Thinking About Cost vs. Value
The right way to evaluate Neo’s cost isn’t credits per workflow. It’s what that workflow would cost you without Neo. A single pentest at ~20 credits replaces days of manual work. A security engineer running the same assessment manually would spend time on reconnaissance, tool setup, hypothesis testing, validation, and report writing. Neo compresses that into a single automated workflow with full evidence and reproduction steps. PR security reviews at ~5 credits keep pace with your engineering team. Most teams can’t review every PR for security because there aren’t enough security engineers. At ~5 credits per review, Neo can cover every meaningful code change without becoming a bottleneck. Vulnerability triage at ~3 credits eliminates the noise. Security teams spend a significant portion of their time investigating findings that turn out to be false positives or low-impact issues. Neo validates exploitability upfront, so your team only spends time on findings that matter. Threat modeling at ~3 credits makes it repeatable. Threat models are high-value but often skipped because they’re time-intensive. At ~3 credits, Neo makes it practical to threat model every new feature or architecture change, not just the ones that feel risky enough to justify the effort.The Bottom Line
Neo’s pricing is designed so that running security workflows costs a fraction of what those same workflows cost in engineer time, contractor fees, or external pentest engagements.
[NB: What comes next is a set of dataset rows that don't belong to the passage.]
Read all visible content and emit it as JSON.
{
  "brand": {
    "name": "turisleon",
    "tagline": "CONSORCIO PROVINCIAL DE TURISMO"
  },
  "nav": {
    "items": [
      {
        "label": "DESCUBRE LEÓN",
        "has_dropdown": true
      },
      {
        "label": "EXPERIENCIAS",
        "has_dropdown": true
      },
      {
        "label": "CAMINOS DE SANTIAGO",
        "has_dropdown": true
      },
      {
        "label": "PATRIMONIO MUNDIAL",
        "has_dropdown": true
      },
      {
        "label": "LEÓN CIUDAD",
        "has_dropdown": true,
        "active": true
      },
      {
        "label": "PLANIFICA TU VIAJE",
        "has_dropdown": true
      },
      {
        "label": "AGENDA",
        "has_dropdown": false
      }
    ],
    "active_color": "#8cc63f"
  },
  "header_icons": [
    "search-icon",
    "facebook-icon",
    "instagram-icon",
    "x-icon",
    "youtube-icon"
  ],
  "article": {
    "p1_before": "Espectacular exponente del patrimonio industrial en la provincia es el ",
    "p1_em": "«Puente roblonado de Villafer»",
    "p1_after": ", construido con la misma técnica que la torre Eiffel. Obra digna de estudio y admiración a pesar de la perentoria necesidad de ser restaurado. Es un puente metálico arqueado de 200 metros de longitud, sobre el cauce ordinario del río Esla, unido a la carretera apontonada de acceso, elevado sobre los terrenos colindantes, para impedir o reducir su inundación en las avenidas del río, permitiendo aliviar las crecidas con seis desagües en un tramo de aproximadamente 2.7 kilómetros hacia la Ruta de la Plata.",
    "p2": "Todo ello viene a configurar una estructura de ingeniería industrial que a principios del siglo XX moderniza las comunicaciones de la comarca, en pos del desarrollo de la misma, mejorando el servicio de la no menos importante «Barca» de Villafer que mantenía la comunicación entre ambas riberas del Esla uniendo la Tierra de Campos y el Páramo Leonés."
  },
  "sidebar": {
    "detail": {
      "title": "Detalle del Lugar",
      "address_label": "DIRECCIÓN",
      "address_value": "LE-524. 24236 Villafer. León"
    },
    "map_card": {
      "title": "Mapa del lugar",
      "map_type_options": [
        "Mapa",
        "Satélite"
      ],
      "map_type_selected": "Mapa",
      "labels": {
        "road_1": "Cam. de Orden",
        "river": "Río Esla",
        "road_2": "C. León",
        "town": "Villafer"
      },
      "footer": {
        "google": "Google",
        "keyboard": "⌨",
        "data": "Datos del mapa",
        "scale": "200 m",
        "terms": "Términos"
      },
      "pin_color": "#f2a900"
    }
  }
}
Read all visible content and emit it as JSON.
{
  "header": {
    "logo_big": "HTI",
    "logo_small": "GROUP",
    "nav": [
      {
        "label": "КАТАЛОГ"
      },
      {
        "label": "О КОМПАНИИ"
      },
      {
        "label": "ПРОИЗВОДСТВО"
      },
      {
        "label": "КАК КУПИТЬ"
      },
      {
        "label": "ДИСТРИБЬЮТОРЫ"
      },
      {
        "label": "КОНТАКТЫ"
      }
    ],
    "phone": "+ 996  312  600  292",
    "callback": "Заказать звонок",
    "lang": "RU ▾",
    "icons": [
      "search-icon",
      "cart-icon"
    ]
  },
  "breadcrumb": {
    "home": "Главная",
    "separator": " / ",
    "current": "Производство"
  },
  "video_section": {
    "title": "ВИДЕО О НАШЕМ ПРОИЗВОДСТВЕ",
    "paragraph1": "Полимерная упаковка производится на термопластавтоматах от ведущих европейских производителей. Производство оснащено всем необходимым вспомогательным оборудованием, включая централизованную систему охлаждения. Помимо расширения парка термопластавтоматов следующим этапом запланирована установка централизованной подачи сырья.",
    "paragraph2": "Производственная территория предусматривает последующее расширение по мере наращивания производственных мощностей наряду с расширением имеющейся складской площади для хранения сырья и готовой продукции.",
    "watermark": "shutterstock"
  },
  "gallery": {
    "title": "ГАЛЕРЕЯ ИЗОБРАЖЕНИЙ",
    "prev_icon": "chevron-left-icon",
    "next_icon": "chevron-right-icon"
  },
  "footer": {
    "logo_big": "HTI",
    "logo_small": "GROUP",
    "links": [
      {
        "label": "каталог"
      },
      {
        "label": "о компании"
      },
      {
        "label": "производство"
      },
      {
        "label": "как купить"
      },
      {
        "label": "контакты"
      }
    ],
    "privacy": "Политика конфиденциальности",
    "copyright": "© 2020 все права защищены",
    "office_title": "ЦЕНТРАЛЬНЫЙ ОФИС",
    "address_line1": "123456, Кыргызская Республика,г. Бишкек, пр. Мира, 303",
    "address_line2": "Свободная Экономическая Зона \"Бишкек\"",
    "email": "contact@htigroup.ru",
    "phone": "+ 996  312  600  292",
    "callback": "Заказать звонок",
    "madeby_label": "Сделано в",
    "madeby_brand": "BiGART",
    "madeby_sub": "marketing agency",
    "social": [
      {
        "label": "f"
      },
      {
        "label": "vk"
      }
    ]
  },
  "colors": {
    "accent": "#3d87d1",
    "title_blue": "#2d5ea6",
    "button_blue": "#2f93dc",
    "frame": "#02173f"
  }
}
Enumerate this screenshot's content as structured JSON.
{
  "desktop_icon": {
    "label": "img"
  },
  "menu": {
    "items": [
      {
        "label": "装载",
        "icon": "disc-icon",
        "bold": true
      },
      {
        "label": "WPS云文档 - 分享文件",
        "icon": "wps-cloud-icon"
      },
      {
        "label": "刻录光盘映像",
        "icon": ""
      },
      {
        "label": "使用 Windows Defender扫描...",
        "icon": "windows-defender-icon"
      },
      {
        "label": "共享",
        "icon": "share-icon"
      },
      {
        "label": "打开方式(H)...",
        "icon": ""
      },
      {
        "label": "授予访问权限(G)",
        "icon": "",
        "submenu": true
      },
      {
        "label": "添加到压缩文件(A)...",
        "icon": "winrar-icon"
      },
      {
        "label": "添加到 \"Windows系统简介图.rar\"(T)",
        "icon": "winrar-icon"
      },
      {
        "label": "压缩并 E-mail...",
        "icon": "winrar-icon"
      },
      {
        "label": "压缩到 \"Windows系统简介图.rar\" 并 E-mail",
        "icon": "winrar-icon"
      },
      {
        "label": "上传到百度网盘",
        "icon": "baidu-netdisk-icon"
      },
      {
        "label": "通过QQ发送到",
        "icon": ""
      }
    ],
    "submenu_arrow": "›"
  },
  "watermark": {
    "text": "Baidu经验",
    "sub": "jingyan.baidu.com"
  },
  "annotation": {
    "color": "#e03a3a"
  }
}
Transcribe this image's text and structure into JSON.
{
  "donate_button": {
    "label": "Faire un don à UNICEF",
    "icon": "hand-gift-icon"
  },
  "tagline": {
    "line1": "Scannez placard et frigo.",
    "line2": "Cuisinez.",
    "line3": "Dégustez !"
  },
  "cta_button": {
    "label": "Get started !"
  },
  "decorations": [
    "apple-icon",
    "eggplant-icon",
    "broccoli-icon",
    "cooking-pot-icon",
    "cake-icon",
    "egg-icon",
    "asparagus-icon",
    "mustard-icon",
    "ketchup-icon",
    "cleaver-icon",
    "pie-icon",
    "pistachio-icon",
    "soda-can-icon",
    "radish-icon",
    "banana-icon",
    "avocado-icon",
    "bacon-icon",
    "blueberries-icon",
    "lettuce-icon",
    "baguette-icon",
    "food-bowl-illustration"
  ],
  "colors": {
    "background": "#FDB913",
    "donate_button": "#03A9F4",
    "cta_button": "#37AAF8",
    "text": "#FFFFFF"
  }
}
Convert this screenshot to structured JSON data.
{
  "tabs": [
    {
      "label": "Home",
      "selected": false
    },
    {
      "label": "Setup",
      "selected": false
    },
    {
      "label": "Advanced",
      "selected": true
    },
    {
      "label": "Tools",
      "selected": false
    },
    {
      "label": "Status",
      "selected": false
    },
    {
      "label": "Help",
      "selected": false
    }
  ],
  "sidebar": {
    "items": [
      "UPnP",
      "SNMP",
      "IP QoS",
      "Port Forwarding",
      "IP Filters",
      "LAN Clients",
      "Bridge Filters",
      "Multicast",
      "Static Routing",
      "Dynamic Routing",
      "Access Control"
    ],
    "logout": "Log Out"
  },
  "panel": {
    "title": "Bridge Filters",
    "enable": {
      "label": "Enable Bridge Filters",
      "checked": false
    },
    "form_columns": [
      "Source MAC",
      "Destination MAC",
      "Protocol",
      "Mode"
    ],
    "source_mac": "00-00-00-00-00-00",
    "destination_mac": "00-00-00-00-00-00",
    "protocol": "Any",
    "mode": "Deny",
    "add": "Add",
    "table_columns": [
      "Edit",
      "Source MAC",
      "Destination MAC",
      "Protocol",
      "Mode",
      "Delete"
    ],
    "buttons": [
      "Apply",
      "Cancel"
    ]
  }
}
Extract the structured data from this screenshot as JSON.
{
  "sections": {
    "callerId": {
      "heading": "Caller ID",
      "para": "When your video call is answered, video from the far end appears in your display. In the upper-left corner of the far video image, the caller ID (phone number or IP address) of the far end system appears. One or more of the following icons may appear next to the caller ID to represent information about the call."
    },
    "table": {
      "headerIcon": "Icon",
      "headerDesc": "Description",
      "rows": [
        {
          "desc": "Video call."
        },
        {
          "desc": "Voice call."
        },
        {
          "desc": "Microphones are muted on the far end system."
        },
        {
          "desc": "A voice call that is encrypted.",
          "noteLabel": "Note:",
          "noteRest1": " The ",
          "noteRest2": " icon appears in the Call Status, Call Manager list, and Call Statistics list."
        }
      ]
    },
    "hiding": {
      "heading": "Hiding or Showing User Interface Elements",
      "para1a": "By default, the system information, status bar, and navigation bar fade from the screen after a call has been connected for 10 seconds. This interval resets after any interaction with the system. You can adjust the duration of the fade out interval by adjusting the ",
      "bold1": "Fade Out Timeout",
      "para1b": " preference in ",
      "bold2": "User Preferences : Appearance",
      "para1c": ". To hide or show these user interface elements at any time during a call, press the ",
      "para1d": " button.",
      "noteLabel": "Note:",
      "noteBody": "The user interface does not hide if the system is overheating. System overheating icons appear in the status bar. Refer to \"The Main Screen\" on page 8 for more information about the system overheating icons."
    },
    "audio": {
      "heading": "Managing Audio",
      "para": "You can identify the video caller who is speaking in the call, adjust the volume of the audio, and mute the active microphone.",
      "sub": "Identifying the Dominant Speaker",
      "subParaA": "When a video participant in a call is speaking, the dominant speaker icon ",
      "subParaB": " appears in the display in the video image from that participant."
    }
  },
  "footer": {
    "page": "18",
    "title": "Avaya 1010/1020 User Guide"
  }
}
And because we’ve built the infrastructure to run these workflows efficiently, those costs stay low as your usage scales. The goal is simple: make it economically rational to do more security testing, not less.How We Keep Costs Low
Neo is engineered from the ground up to make every credit go further through deliberate architecture decisions, purpose-built tooling, and infrastructure that’s been battle-tested at massive scale.- LLMs for reasoning, not everything. Routing every action through an LLM is expensive, slow, and unreliable. Neo uses LLMs where they genuinely add value: reasoning about security context, generating hypotheses, planning attack paths, and interpreting ambiguous results. For everything else, 40+ specialized tools (terminal execution, browser automation, network probing, code analysis, API schema parsing, and more) handle the mechanical work natively without burning tokens. The LLM reasons about what to do and why; the tools handle the how. Your credits fund actual security reasoning, not schema parsing.
- Caching to reduce redundant work. Neo applies caching at multiple layers to avoid repeating work and avoid repeating cost. When Neo has already reasoned about a particular context, gathered environment details, or resolved a piece of your application’s behavior, that knowledge is retained and reused across workflow steps and future runs. This is especially impactful for workflows that share overlapping scope.
- Built on infrastructure that runs at scale. ProjectDiscovery is an infrastructure company at its core. Our open-source tools power vulnerability scanning for some of the largest security teams in the world. We’ve scaled to process billions of assets and run millions of vulnerability scans, and that operational discipline directly shapes how Neo is built. The same infrastructure engineering that makes Nuclei fast and reliable at scale (efficient resource allocation, optimized network I/O, parallel execution, and cost-aware compute scheduling) runs under Neo’s sandboxed environments. When Neo spins up a browser, executes terminal commands, or probes an API endpoint, it’s running on infrastructure we’ve spent years optimizing for throughput, reliability, and cost efficiency. This matters for your credit consumption because infrastructure cost is a real component of every workflow. You get the depth of a thorough security assessment without paying for infrastructure that wasn’t built for it.